The idea was that you connect with people, find an opening, invite them to experience coaching, and then sell them based on that experience. Which works great if you 1) have a super charming personality and/or 2) you create a really incredible coaching experience.
If you don’t do either your results will end up being as mediocre as your coaching.
So I started to think about how I could help people get better.
The Motivation of Debt
A few months later I formed a small mastermind group focused on retiring debt. The 3 of us all had built up a fair amount of credit card debt investing in various programs. So we started to meet on a monthly basis to talk about our money, how we spent it, and what we might do to earn our way out of the hole we had found ourselves in.
I noticed that I was mostly focusing on signing one-on-one clients, which was fine, but I was only paying off debt slowly. I wanted to pay off my debt fast. So I came up with the idea to build a program, something that would allow me to pay off a big chunk of debt all at once.
I thought about creating something for coaches. A short group program that would have a big impact on them. I wanted to help coaches get better. I wanted to give coaches a taste of what I had experienced at the monastery, but I wasn’t sure how.
I shared the idea with the group and they liked it. My partner at the time, Christina (who was also a member of the group) said she’d be down to collaborate with me on it.
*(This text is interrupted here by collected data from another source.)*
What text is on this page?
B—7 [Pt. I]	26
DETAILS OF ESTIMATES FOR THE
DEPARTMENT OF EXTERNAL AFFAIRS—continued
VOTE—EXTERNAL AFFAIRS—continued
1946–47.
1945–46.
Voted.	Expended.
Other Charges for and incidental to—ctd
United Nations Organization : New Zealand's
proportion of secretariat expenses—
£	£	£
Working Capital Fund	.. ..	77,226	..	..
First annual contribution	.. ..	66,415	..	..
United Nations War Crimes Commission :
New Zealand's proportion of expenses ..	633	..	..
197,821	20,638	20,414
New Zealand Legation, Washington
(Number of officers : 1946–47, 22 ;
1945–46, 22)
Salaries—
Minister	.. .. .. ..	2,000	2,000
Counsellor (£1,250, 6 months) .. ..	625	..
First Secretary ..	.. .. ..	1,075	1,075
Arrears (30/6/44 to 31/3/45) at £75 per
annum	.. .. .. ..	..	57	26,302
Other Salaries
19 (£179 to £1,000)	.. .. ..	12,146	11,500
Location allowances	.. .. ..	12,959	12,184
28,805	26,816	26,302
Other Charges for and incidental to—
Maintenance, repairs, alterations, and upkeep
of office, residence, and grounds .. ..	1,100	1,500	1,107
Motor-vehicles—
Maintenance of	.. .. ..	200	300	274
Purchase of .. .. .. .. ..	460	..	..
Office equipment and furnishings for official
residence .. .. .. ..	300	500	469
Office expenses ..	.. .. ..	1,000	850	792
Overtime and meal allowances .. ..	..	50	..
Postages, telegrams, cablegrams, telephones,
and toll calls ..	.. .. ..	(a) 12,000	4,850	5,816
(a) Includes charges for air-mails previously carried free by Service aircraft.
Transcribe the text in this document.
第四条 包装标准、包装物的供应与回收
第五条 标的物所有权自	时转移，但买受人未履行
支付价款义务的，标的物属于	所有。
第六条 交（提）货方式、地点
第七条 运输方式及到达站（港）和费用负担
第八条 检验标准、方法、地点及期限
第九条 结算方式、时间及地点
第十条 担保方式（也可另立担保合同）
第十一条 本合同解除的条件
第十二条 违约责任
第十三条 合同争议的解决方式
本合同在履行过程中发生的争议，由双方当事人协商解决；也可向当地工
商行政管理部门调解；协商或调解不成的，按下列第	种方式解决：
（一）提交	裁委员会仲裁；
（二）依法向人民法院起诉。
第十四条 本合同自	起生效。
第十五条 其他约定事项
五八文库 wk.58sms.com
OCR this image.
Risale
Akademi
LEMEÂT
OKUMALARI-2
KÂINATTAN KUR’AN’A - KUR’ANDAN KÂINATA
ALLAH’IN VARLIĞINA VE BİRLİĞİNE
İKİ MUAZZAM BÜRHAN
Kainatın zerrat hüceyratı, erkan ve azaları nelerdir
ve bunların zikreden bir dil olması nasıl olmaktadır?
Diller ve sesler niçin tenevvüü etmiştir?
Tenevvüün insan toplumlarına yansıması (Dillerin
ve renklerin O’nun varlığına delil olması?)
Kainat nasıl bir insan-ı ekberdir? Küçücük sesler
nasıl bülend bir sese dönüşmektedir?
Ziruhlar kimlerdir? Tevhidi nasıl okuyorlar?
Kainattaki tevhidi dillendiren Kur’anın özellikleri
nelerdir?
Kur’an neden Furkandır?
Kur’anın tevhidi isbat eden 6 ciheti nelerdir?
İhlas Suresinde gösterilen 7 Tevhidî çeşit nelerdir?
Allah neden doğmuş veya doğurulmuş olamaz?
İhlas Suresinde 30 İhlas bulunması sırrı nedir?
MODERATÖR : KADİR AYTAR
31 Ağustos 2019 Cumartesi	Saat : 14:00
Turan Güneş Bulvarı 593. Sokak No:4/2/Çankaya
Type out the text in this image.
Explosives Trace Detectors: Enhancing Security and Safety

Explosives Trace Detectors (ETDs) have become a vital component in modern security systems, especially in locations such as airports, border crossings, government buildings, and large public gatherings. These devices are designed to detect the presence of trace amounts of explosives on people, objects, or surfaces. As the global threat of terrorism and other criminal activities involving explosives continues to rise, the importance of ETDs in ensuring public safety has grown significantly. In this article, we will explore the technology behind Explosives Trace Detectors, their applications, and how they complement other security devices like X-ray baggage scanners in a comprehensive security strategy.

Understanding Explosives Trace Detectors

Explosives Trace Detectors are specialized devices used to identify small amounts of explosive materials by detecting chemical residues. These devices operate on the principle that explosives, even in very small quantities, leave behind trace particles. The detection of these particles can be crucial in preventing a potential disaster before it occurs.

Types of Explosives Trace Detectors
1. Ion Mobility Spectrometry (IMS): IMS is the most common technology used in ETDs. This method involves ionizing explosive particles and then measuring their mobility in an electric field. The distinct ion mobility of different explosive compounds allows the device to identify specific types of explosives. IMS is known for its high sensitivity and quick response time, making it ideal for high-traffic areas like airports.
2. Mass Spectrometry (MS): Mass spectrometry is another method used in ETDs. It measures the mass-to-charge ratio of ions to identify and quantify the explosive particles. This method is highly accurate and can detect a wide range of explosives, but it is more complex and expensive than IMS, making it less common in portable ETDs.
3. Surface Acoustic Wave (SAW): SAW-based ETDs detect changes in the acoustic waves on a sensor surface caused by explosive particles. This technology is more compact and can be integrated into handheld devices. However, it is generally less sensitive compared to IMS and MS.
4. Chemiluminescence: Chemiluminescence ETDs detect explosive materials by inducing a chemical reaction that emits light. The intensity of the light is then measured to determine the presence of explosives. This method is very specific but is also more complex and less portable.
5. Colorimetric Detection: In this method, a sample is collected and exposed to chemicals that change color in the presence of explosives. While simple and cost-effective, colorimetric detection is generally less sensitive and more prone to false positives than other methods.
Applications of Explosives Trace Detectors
At first I just wanted to have people practice coaching. I also wanted them to meditate daily and learn to study their own mind while simply sitting. It wasn’t much more than that. Just meditation and practice.
But Christina pushed me to create more structure. So we started talking about what had helped us become better coaches. We remembered some of our conversations where we had traded sessions and spent a long time afterwards talking about what did and didn’t work in the sessions.
We shared feedback with one another and that feedback, which was honest, kind, and curious helped us so much.
I had encouraged her to be more forceful, to tell clients that she wanted to work with them, and to add more structure to her sessions. She had invited me to be more playful and to bring more joy and laughter into my sessions which could often feel very heavy and serious.
This feedback grew over time and became more precise as we got to know each other’s coaching.
We considered how we could combine this element with my monastic experience. Soon we were riffing on ideas. We talked about the icons of Zen and which icons invoked this kind of practice. That was when we started talking about Samurai and how they were both rooted in the zen tradition while also focused on improving their skills in community.
It became the seed of what would become the Samurai Coaching Dojo.
Happily Ever After?
Of course that’s not the end of the story. Christina and I spent years refining the dojo. We learned a lot each time we ran it. Christina left the dojo, and Matt came on as a Sensei. Matt and I have continued that tradition of simplifying and clarifying the message. Finding new ways to express this simple idea that it’s through practice and feedback that mastery is created.
But it all started with a simple observation and intention to help coaches while also helping myself.
I still believe deeply in the core of what the dojo is: an idea rooted in Zen. In Zen they call sitting Zazen. It’s often called practice realization because they don’t see any difference. Practice is enlightenment, enlightenment is practice.
And that’s what I’ve always tried to keep at the center of the dojo. It’s not about the teachers, or the other students, or the model of coaching, or the tools and techniques. It’s about the practice.
When you engage in the wholehearted practice of coaching, you can’t help but get better. You can’t help but feel more confident and deep. The trick is the wholehearted part.
Most things simply engage your mind, but I’ve always tried to make sure the dojo engages every part of each coach that steps inside it. I haven’t always succeeded, but the core of the mission feels just, if not more, important than it ever has been.
So that’s the origin of the dojo and that’s why I keep choosing to do it every year.